The initiative urges everyone within the university organisation – whatever their position – to make work of this theme. The letter has since been signed by over 350 students and staff members, before it was published. The signatories include the entire University Council, as well as several prominent professors, both men and women.

Time for self-diagnosis is over

Headed by Hanneke Takkenberg (professor at Erasmus MC) in her capacity as Chief Diversity Officer, the letter’s authors call on the university community to actively work towards an institution in which we “not only give thought to diversity and inclusiveness, but actually take action in these areas.” According to the authors, “the University may have adopted the motto ‘Diversity and inclusion is in our DNA’, but virtually every leading position within the organisation is occupied by a white Dutch male. The deadline for EUR to perform a self-diagnosis and determine which areas are in need of a treatment plan expired some time ago.” “It is not only about genderdiversity”, emphasizes Takkenberg, “but it is about taking full advantage of all the diversity of talent in this university”.

Actually do ‘yes’

The letter specifically calls on a number of parties to take action, including lecturers and researchers, but also students HR-officers and the Supervisory Board. “We purposely did not address the letter to the Executive Board and the deans, since we’ve been talking with them for a long time already. It’s time to not only say ‘yes’, but actually do ‘yes’,” explains Takkenberg. “Of course, I do hope that the deans and the Executive Board decide to sign the letter too.”

‘Academic homophilia’

We also find Professor of Sociology Willem Schinkel among the authors, who recently posted an impassioned plea about this issue on the Rotterdam news blog ‘Vers Beton’. In this post, Schinkel reproaches the EUR administrators for a form of ‘academic homophilia’: white men who anoint someone in their own image as ‘crown prince’, robbing women and members of cultural minorities of the opportunity to enter the upper academic and administrative echelons of the University.
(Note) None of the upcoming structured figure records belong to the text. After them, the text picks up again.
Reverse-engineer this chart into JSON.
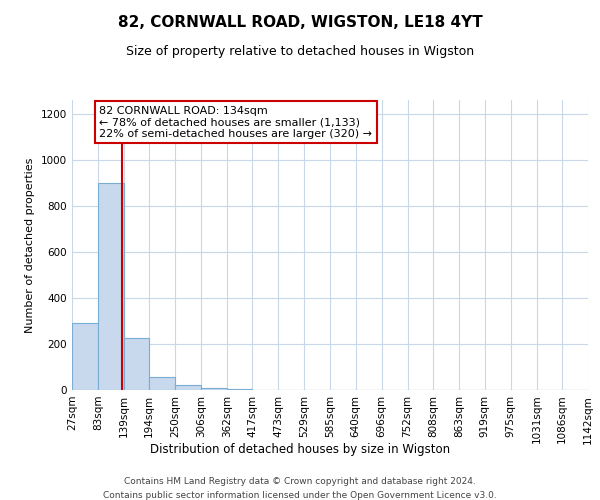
{
  "title": "82, CORNWALL ROAD, WIGSTON, LE18 4YT",
  "subtitle": "Size of property relative to detached houses in Wigston",
  "xlabel": "Distribution of detached houses by size in Wigston",
  "ylabel": "Number of detached properties",
  "footnote1": "Contains HM Land Registry data © Crown copyright and database right 2024.",
  "footnote2": "Contains public sector information licensed under the Open Government Licence v3.0.",
  "bin_edges": [
    27,
    83,
    139,
    194,
    250,
    306,
    362,
    417,
    473,
    529,
    585,
    640,
    696,
    752,
    808,
    863,
    919,
    975,
    1031,
    1086,
    1142
  ],
  "bin_counts": [
    290,
    900,
    225,
    55,
    20,
    8,
    3,
    2,
    1,
    1,
    1,
    0,
    0,
    1,
    0,
    0,
    0,
    0,
    0,
    0
  ],
  "bar_color": "#c8d9ee",
  "bar_edge_color": "#7aadd4",
  "property_size": 134,
  "vline_color": "#cc0000",
  "annotation_line1": "82 CORNWALL ROAD: 134sqm",
  "annotation_line2": "← 78% of detached houses are smaller (1,133)",
  "annotation_line3": "22% of semi-detached houses are larger (320) →",
  "annotation_box_color": "#ffffff",
  "annotation_box_edge_color": "#cc0000",
  "ylim": [
    0,
    1260
  ],
  "yticks": [
    0,
    200,
    400,
    600,
    800,
    1000,
    1200
  ],
  "background_color": "#ffffff",
  "grid_color": "#c8d8e8",
  "title_fontsize": 11,
  "subtitle_fontsize": 9,
  "ylabel_fontsize": 8,
  "xlabel_fontsize": 8.5,
  "tick_fontsize": 7.5,
  "annot_fontsize": 8
}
Not an issue of minorities

Takkenberg was overwhelmed by the large number of declarations of support – 350 so far – since the letter was first informally shared this Friday within the ten authors’ own networks. “We don’t want to continue complaining, but rather create broader public support for positive action. We want to make the members of the community aware of all the things they can do themselves. For example, a lot of students believe that diversity and inclusiveness are limited to that one issue of minorities, while learning how to deal with diversity is actually an essential part of every student’s education.”

‘Concrete agreements’

In the letter, the writers call on the university community to make ‘concrete agreements’, regarding e.g. more diversity within the lecturer corps, ‘re-gauging the quality of research and research staff’ and greater transparency within the selection and promotion of staff members. And they have the following message for EUR’s students: “Get to know one another and learn from one another – including people beyond your own familiar circle of friends. By trying to connect, you will actually discover that fellow students who at first glance may not resemble you often have a lot in common with you.”